Baron Plato Grigorievich Ustinov (Russian: Платон Григорьевич Устинов) (1840–1918) was a Russian-born German citizen and the owner of the Hôtel du Parc (Park Hotel) in Jaffa, Ottoman Empire (now Israel).
Ustinov was born in Russia, younger brother of Mikhail Grigorievich Ustinov, son of Grigori Mikhailovich Ustinov (1803 - 1860) and wife Maria Ivanovna Panshina, paternal nephew of Mikhail Mikhailovich Ustinov (1800 -) and Adrian Mikhailovich Ustinov (1802 -), paternal grandson of Mikhail Adrianovich Ustinov (1775 - 1836) and wife Varvara Guerassimovna Ossorgina (- 1808) and great-grandson of Adrian Mikhailovich Ustinov and wife.
He was a Russian nobleman who held a manor estate in Ustinovka (Устиновка) in today's Balashov Raion.

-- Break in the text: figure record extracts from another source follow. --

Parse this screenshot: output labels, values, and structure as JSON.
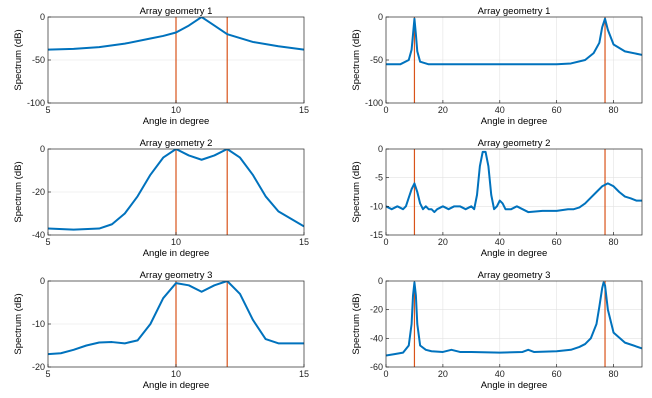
{
  "chart_data": [
    {
      "type": "line",
      "title": "Array geometry 1",
      "xlabel": "Angle in degree",
      "ylabel": "Spectrum (dB)",
      "xlim": [
        5,
        15
      ],
      "ylim": [
        -100,
        0
      ],
      "xticks": [
        5,
        10,
        15
      ],
      "yticks": [
        -100,
        -50,
        0
      ],
      "grid": true,
      "series": [
        {
          "color": "#0072BD",
          "x": [
            5,
            6,
            7,
            8,
            9,
            9.5,
            10,
            10.5,
            10.8,
            11,
            11.2,
            11.5,
            12,
            13,
            14,
            15
          ],
          "y": [
            -38,
            -37,
            -35,
            -31,
            -25,
            -22,
            -18,
            -10,
            -4,
            0,
            -4,
            -10,
            -20,
            -29,
            -34,
            -38
          ]
        }
      ],
      "vlines": {
        "color": "#D95319",
        "x": [
          10,
          12
        ]
      }
    },
    {
      "type": "line",
      "title": "Array geometry 1",
      "xlabel": "Angle in degree",
      "ylabel": "Spectrum (dB)",
      "xlim": [
        0,
        90
      ],
      "ylim": [
        -100,
        0
      ],
      "xticks": [
        0,
        20,
        40,
        60,
        80
      ],
      "yticks": [
        -100,
        -50,
        0
      ],
      "grid": true,
      "series": [
        {
          "color": "#0072BD",
          "x": [
            0,
            5,
            8,
            9,
            9.5,
            10,
            10.5,
            11,
            12,
            15,
            20,
            40,
            60,
            65,
            70,
            73,
            75,
            76,
            77,
            78,
            80,
            84,
            90
          ],
          "y": [
            -55,
            -55,
            -50,
            -38,
            -20,
            -2,
            -20,
            -40,
            -52,
            -55,
            -55,
            -55,
            -55,
            -54,
            -50,
            -42,
            -30,
            -12,
            -2,
            -15,
            -32,
            -40,
            -44
          ]
        }
      ],
      "vlines": {
        "color": "#D95319",
        "x": [
          10,
          77
        ]
      }
    },
    {
      "type": "line",
      "title": "Array geometry 2",
      "xlabel": "Angle in degree",
      "ylabel": "Spectrum (dB)",
      "xlim": [
        5,
        15
      ],
      "ylim": [
        -40,
        0
      ],
      "xticks": [
        5,
        10,
        15
      ],
      "yticks": [
        -40,
        -20,
        0
      ],
      "grid": true,
      "series": [
        {
          "color": "#0072BD",
          "x": [
            5,
            6,
            7,
            7.5,
            8,
            8.5,
            9,
            9.5,
            10,
            10.5,
            11,
            11.5,
            12,
            12.5,
            13,
            13.5,
            14,
            15
          ],
          "y": [
            -37,
            -37.5,
            -37,
            -35,
            -30,
            -22,
            -12,
            -4,
            0,
            -3,
            -5,
            -3,
            0,
            -4,
            -12,
            -22,
            -29,
            -36
          ]
        }
      ],
      "vlines": {
        "color": "#D95319",
        "x": [
          10,
          12
        ]
      }
    },
    {
      "type": "line",
      "title": "Array geometry 2",
      "xlabel": "Angle in degree",
      "ylabel": "Spectrum (dB)",
      "xlim": [
        0,
        90
      ],
      "ylim": [
        -15,
        0
      ],
      "xticks": [
        0,
        20,
        40,
        60,
        80
      ],
      "yticks": [
        -15,
        -10,
        -5,
        0
      ],
      "grid": true,
      "series": [
        {
          "color": "#0072BD",
          "x": [
            0,
            2,
            4,
            6,
            7,
            8,
            9,
            10,
            11,
            12,
            13,
            14,
            15,
            16,
            17,
            18,
            20,
            22,
            24,
            26,
            28,
            30,
            31,
            32,
            33,
            34,
            35,
            36,
            37,
            38,
            39,
            40,
            41,
            42,
            44,
            46,
            48,
            50,
            55,
            60,
            64,
            66,
            68,
            70,
            72,
            74,
            76,
            78,
            80,
            82,
            84,
            86,
            88,
            90
          ],
          "y": [
            -10,
            -10.5,
            -10,
            -10.5,
            -10,
            -8.5,
            -7,
            -6,
            -7.5,
            -9.5,
            -10.5,
            -10,
            -10.5,
            -10.5,
            -11,
            -10.5,
            -10,
            -10.5,
            -10,
            -10,
            -10.5,
            -10,
            -10.5,
            -8,
            -3,
            -0.5,
            -0.5,
            -3,
            -8,
            -10.5,
            -10,
            -9,
            -9.5,
            -10.5,
            -10.5,
            -10,
            -10.5,
            -11,
            -10.8,
            -10.8,
            -10.5,
            -10.5,
            -10.2,
            -9.5,
            -8.5,
            -7.5,
            -6.5,
            -6,
            -6.5,
            -7.5,
            -8.3,
            -8.6,
            -9,
            -9
          ]
        }
      ],
      "vlines": {
        "color": "#D95319",
        "x": [
          10,
          77
        ]
      }
    },
    {
      "type": "line",
      "title": "Array geometry 3",
      "xlabel": "Angle in degree",
      "ylabel": "Spectrum (dB)",
      "xlim": [
        5,
        15
      ],
      "ylim": [
        -20,
        0
      ],
      "xticks": [
        5,
        10,
        15
      ],
      "yticks": [
        -20,
        -10,
        0
      ],
      "grid": true,
      "series": [
        {
          "color": "#0072BD",
          "x": [
            5,
            5.5,
            6,
            6.5,
            7,
            7.5,
            8,
            8.5,
            9,
            9.5,
            10,
            10.5,
            11,
            11.5,
            12,
            12.5,
            13,
            13.5,
            14,
            14.5,
            15
          ],
          "y": [
            -17,
            -16.8,
            -16,
            -15,
            -14.3,
            -14.2,
            -14.5,
            -13.8,
            -10,
            -4,
            -0.5,
            -1,
            -2.5,
            -1,
            0,
            -3,
            -9,
            -13.5,
            -14.5,
            -14.5,
            -14.5
          ]
        }
      ],
      "vlines": {
        "color": "#D95319",
        "x": [
          10,
          12
        ]
      }
    },
    {
      "type": "line",
      "title": "Array geometry 3",
      "xlabel": "Angle in degree",
      "ylabel": "Spectrum (dB)",
      "xlim": [
        0,
        90
      ],
      "ylim": [
        -60,
        0
      ],
      "xticks": [
        0,
        20,
        40,
        60,
        80
      ],
      "yticks": [
        -60,
        -40,
        -20,
        0
      ],
      "grid": true,
      "series": [
        {
          "color": "#0072BD",
          "x": [
            0,
            3,
            6,
            8,
            9,
            9.5,
            10,
            10.5,
            11,
            12,
            14,
            16,
            20,
            23,
            26,
            30,
            40,
            48,
            50,
            52,
            60,
            65,
            68,
            70,
            72,
            74,
            75,
            76,
            76.5,
            77,
            78,
            80,
            84,
            90
          ],
          "y": [
            -52,
            -51,
            -50,
            -45,
            -30,
            -10,
            -1,
            -10,
            -30,
            -45,
            -48,
            -49,
            -49.5,
            -48,
            -49.5,
            -49.5,
            -50,
            -49.5,
            -48,
            -49.5,
            -49,
            -48,
            -46,
            -44,
            -40,
            -30,
            -18,
            -5,
            -1,
            -3,
            -20,
            -36,
            -43,
            -47
          ]
        }
      ],
      "vlines": {
        "color": "#D95319",
        "x": [
          10,
          77
        ]
      }
    }
  ]
}
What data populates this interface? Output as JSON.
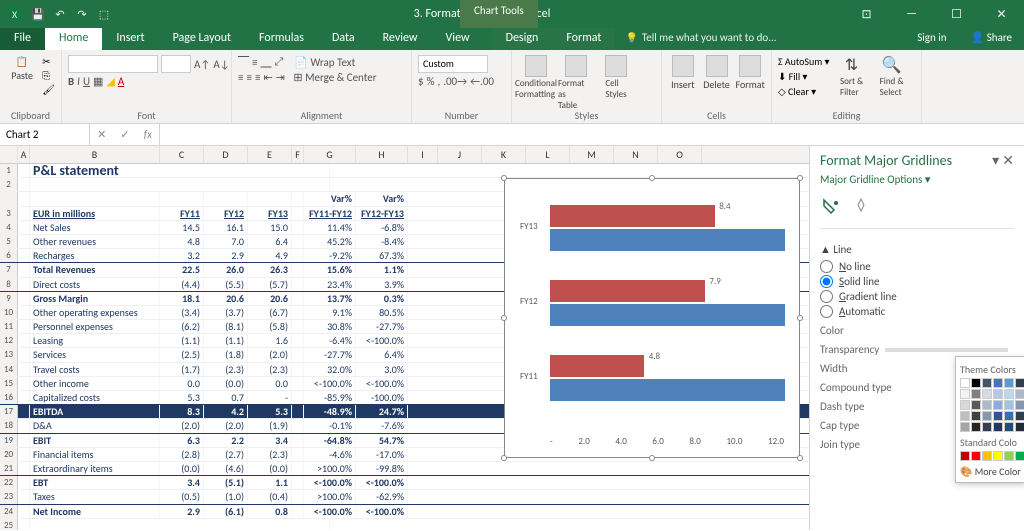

He travelled to the Levant after his doctors recommended its climate to heal his lung disease. On his way there, he met Peter Martin Metzler (1824–1907) and his wife Dorothea, née Bauer (1831–1870), who both worked in Jaffa as Protestant missionaries for the St. Chrischona Pilgrim Mission . The couple earned their livelihood through several enterprises, including a steam mill, a pilgrim hostel, and trading in imported European merchandise. From mid-1861 until early 1862, Ustinov stayed in the Metzlers' hostel, eventually becoming a financial partner in their enterprises. Once his lung disease was completely cured, he returned to Ustinovka, but left the Metzlers a considerable sum of money to enable them to establish a missionary school and an infirmary in Jaffa.
In May 1862, the Metzlers opened a new infirmary and informed the head of the St. Chrischona Pilgrim missionaries in Riehen, near Basel. The missionaries were very pleased about this progress and sent two deaconesses from the Riehen deaconesses' mother house to serve at the infirmary. Ustinov returned to Jaffa in September 1865 and was pleased with the Metzlers' investment of his funds.